NELER İZLEDİM #36

10:00 merababenseda 4 Comments


Merhaba canım okuyucu. Ben demiştim yazılar birikti, geliyor diye. Sözümü tutarım ! Bu yazıda herkes kendine göre bir film bulacak gibi. Çeşitli oldu, çok da iyi, çok da güzel iyi oldu (bu repliği hayatımdan çıkaramıyorum :D) Haydi başlayalım.

     Romantik ve oldukça tatlı bir filmle açılışı yapalım mı ne dersiniz? Harry Potter serisinden kendisini böyle filmlerde izlerken bi garip olsak da Daniel Radcliffe başrolde. Kendisine Ruby Sparks'tan aşina olduğumuz Zoe Kazan eşlik ediyor. Bir partide tanışan Wallace ve Chantry, ilk saniyeden itibaren birbirlerinin çekimine kapılsa da, kızımızın uzun yıllık bir ilişkisi vardır. Arkadaş olarak görüşmeye devam ederler. Gerçekten arkadaşlar ama haklarını yemeyelim şimdi. Kızın sevgilisi bir iş teklifi alır ve ülke değiştirir. Salya sümük vedalaşırlar - sadece kız ağladı gerçi, adam gider. Uzaktan uzaktan ilişkiyi yürütmeye çalışırlar. Adamın yaptığı hatalar kızı hafif hafif soğuturken, bizim bıçkın delikanlı Wallace da boş durmaz. Kıza deliler gibi aşık olur, artık harekete geçmesi gerekmektedir. Bu sırada kızın kuzeni ve sevgilisi de bu tatlı ikilimize sürekli gaz verirler. Onlar da efsane bir çiftti söylemeden geçemiyciğim. Filmin afişine mutlaka aşinasınızdır, duymuşsunuzdur bi yerlerden. Tavsiye ediyorum, izleyin.

SEVDİKLERİM
* Şarkılar çok nefisti. Neredeyse hepsini Shazam ladım.
* Kapanışındaki görselleri de mutlaka izleyin. Çat diye kapatmayın filmdi :)
* Zoe, sen nasıl 32 yaşındasın anlatır mısın biraz? Ayrıca Ruby Sparks'ta başrolü paylaştığı çocukla sevgililermiş. O da çok efsane bi filmdi bu arada.

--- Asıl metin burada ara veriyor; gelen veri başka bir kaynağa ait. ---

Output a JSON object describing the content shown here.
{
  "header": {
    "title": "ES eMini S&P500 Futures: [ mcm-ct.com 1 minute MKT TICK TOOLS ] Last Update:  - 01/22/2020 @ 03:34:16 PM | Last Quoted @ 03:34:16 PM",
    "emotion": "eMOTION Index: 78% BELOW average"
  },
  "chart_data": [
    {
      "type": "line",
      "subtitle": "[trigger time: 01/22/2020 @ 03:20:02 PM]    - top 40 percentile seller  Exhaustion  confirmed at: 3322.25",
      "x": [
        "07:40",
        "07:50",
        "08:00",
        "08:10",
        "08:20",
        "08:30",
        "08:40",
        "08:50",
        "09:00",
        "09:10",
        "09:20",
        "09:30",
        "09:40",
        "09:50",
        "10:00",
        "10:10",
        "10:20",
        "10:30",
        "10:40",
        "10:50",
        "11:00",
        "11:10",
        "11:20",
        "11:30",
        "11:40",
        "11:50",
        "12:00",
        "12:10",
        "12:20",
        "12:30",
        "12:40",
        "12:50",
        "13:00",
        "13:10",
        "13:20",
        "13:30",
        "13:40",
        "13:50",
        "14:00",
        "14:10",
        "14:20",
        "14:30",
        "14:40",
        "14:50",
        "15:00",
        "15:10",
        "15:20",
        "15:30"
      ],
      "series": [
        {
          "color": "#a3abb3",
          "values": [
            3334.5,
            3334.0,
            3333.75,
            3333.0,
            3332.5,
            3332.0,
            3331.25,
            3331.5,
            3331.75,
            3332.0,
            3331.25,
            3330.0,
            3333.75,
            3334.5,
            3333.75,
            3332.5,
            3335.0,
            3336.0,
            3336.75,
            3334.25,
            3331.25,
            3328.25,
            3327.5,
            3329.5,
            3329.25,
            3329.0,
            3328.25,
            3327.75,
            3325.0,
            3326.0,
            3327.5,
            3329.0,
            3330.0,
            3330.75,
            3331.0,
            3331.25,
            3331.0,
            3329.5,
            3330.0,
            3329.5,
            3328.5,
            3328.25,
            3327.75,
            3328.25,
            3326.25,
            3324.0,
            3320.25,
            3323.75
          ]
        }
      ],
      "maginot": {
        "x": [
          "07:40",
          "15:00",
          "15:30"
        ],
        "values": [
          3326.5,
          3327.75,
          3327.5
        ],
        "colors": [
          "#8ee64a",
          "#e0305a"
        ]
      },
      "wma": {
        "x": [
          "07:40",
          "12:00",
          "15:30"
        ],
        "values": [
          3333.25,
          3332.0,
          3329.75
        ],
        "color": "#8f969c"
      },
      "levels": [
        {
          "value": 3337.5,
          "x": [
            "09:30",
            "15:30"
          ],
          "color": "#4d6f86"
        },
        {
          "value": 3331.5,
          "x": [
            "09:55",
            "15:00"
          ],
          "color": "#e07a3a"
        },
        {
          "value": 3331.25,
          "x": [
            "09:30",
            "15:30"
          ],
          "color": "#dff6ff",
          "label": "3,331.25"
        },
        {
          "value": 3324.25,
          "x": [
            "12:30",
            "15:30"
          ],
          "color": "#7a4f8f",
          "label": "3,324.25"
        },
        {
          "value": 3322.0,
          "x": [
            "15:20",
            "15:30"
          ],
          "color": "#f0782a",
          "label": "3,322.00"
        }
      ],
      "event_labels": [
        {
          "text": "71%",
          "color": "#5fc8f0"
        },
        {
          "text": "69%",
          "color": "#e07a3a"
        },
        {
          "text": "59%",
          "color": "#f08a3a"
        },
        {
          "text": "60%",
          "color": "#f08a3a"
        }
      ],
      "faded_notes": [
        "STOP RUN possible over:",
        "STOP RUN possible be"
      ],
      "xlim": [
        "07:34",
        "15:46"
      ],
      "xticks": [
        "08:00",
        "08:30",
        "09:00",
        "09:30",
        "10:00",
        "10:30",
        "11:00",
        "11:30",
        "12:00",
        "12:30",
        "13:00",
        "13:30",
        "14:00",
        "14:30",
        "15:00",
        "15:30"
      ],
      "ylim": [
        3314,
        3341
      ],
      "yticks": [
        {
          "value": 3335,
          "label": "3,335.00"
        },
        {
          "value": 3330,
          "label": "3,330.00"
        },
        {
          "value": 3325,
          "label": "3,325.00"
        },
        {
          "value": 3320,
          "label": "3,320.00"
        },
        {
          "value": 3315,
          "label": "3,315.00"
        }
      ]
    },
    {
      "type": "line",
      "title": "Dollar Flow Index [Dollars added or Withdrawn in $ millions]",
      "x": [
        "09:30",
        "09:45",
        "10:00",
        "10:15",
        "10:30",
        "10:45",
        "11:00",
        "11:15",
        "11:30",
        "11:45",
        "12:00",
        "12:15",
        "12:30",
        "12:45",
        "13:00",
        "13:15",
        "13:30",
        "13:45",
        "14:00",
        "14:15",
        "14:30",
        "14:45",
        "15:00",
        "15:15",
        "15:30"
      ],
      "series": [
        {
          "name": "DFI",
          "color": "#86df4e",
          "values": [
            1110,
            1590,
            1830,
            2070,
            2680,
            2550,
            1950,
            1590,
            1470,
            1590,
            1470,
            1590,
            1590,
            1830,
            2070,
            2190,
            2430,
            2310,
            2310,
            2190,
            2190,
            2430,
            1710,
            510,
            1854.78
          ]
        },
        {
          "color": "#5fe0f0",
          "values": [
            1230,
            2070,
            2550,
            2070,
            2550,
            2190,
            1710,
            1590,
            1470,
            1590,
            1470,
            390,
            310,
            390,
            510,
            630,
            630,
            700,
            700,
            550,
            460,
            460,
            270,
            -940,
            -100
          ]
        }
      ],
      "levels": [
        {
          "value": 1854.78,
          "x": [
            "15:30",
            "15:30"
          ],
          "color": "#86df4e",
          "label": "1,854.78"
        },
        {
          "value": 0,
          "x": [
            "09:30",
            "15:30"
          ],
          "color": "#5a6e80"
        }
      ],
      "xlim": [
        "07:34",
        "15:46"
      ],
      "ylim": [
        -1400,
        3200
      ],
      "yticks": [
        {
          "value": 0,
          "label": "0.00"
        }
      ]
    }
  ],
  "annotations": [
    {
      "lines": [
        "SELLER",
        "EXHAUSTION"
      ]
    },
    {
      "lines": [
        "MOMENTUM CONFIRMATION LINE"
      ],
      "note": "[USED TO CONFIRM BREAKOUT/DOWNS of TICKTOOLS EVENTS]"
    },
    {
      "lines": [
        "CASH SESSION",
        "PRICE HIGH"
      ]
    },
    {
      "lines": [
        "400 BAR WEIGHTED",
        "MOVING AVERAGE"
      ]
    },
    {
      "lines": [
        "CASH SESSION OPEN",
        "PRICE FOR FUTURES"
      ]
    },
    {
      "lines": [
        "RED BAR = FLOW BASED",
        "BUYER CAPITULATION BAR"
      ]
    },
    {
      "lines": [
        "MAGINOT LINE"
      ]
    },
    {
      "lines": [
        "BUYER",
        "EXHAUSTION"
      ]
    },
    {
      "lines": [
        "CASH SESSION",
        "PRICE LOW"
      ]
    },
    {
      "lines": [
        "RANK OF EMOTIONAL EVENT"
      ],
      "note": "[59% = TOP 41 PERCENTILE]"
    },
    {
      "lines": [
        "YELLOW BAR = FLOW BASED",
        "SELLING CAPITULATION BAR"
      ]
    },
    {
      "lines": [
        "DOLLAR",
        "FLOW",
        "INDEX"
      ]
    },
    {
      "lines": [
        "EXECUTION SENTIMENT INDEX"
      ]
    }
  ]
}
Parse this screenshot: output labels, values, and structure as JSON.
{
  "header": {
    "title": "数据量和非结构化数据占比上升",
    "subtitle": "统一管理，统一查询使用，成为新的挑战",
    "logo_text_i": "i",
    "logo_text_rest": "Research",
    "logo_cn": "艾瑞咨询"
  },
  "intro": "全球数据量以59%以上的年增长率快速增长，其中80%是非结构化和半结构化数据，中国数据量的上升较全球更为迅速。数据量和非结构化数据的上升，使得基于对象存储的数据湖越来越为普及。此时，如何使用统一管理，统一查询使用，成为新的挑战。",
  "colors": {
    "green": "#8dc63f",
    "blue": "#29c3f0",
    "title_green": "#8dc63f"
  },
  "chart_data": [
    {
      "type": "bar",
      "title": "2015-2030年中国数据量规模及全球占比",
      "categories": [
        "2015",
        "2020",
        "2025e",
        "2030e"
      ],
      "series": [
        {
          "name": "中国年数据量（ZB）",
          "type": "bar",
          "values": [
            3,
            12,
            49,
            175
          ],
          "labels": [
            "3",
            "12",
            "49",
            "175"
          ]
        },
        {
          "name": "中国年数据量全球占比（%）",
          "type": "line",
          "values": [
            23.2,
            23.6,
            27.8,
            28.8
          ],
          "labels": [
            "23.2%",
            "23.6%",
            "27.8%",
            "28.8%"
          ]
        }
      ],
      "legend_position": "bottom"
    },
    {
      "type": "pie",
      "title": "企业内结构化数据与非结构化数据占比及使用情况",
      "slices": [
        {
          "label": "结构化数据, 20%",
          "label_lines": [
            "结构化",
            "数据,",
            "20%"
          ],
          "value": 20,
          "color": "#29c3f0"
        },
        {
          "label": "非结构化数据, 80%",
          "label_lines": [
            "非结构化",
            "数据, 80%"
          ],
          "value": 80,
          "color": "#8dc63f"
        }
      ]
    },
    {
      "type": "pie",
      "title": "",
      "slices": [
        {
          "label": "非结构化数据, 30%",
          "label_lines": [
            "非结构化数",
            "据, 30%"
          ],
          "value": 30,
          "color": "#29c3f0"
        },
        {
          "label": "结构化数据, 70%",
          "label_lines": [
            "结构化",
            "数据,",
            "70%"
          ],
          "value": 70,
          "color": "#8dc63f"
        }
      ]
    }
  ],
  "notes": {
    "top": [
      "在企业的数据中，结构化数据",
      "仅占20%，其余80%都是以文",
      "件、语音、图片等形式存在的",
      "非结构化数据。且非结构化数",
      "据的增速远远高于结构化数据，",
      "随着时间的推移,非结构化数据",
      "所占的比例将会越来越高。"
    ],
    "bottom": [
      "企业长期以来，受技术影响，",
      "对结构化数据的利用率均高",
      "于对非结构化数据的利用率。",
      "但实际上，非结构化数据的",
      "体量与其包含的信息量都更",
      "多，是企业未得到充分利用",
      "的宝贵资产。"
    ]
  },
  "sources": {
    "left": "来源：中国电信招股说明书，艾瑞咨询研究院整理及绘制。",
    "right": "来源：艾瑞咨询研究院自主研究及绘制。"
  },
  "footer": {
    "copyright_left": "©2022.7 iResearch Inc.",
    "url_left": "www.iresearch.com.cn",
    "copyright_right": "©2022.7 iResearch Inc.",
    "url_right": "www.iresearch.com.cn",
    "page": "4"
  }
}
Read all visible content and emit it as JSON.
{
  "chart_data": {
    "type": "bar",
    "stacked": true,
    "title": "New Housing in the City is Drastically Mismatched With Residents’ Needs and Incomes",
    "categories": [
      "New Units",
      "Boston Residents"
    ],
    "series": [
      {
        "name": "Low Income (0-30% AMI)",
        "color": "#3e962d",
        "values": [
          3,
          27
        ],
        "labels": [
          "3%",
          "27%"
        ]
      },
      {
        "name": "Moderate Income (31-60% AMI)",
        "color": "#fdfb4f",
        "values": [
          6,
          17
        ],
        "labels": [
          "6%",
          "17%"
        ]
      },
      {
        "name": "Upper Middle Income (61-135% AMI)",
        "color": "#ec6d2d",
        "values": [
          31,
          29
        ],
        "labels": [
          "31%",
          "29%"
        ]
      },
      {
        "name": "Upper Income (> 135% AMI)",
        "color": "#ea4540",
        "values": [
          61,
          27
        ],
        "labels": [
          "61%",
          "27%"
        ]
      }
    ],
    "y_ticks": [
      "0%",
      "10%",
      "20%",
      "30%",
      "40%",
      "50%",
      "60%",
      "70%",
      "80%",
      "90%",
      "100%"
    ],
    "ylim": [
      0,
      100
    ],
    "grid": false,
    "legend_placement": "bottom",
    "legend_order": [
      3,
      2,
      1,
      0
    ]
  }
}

     Coen kardeşlerin 2009 yapımı hafif uçuk filmi A Serious Man filmi karşınızda. Larry Gopnik, bir üniversitede fizik profesörü olarak çalışmaktadır. Okulda bir öğrencisinden rüşvet teklifi alıp ardından şantajla suçlandığı sırada, karısının başkasını sevdiğini söyleyip kendisini terk etmesiyle beraber iyice depresif hallere bürünür. İnançlarına da bağlı bir yahudidir aslında. Birçok yahudi din adamıyla da görüşmeler yaparak kendisine bir çıkış yolu arar. Zeka bakımından biraz eksik olan erkek kardeşi de olaylara dahil olunca iyice işin içinden çıkamaz hale gelir. Tabii bi yanda da çocuklar var. Adam delirmesin de ne yapsın! Genel olarak felsefik bir anlatıma sahip olduğu için, çok afedersiniz ama, pek anlamadım ben filmi. Sıkıldım dicem şimdi, Coen kardeşlere ayıp olacak. Pek tad alamadım yani filmden, öyle söyliyim. İzlediyseniz yorum bırakırsanız çok sevinirim.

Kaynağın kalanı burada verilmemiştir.